The year and a half long wait to see myself published flew by. We were editing the manuscript together over email. I became quite close to my publisher and regularly chatted with him on Facebook chat about family dramas, both his and mine, books and authors we loved. I fended off contant interrogation from confused friends over when my book would be published as it was again and again pushed back. These things take time, I would say. He’s one man doing an entire company’s job. I knew my publisher had a busy work and family life outside of his publishing hobby.
I was willing to wait as long as it took.
After waiting six months for our cover designer to emerge from the mist into which she apparently descended, (with me resisting the urge to simply have my graphic designer step-mother do the job over a weekend), my publisher emailed to tell me he didn’t have the money to put me in print anymore. He’d overspent on a local literary festival. He could still publish me in eBook form.
It’s hard to describe how this felt. I was ‘crushed’, yes, but it was a private hurt, a thing so devastating I didn’t dare seek comfort from anyone on it. It happened at exactly the wrong time. I’d just separated from my husband in the most awful and heartbreaking way a relationship can come to an end; suddenly, inexplicably, shockingly. At the time, I was sleeping on my parents’ living room floor. My cat was traumatised. I was so mad. White-hot mad. The only reason I hadn’t published myself in eBook form a year and a half earlier was because I wanted to see the book on paper. I wanted, at least once, to hold my book in my hands. I withdrew from the relationship with my publisher. I hadn’t been contracted, and my publisher accepted my, rather coldly worded, withdrawal.
It sounds silly now, but I was actually deeply humiliated by the failure of this little book deal. I guess deep down inside, after the first couple of push-backs of the publication date, I was in doubt that the book would be published. The publisher had only put one book out in print before. But friends were introducing me to other people as an ‘up and coming author’ with an ‘international book deal’ and I was too embarrassed to correct them. When the book was laid out fully, I was encouraged, but then we stalled. When I finally got the cancellation email, I sort of knew before I opened it what it was going to say.
HADES found print, finally, with Australia’s largest publishing house, Random House. I did open the box, smell the fresh ink and paper, cut my book out of the plastic and hold it lovingly to my chest. I have an unapologetic affection for books in print. I got to see my first tattered and well-loved copy of HADES the other day in the hands of a man walking down the street, so used to seeing it brand new and sparkling on book shelves in stores.
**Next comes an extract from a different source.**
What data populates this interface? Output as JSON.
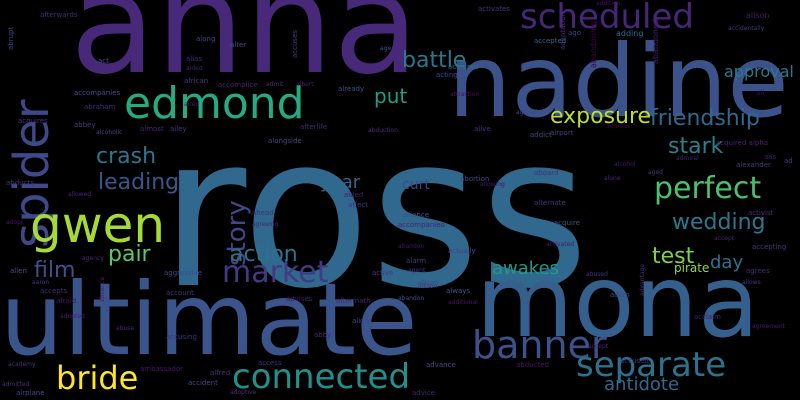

I am profoundly lucky that my original publisher did not publish HADES.
He stalled me, effectively stopping me from publishing it myself with my doomed publishing deal, and kept the book off the market until the exact moment I arrived in Sydney, where I would find my new boss, who would recommend me to the woman who would become my agent, who would then find me my publisher. I don’t know if you believe in fate, but this example, this crushing, failed opportunity was so perfectly that old door closing so that a window can open, that I had to share it with you. Rejection is never, never a waste. Don’t despair, and don’t count your chickens. Just keep knocking, keep on knocking, until it’s your time to be let inside.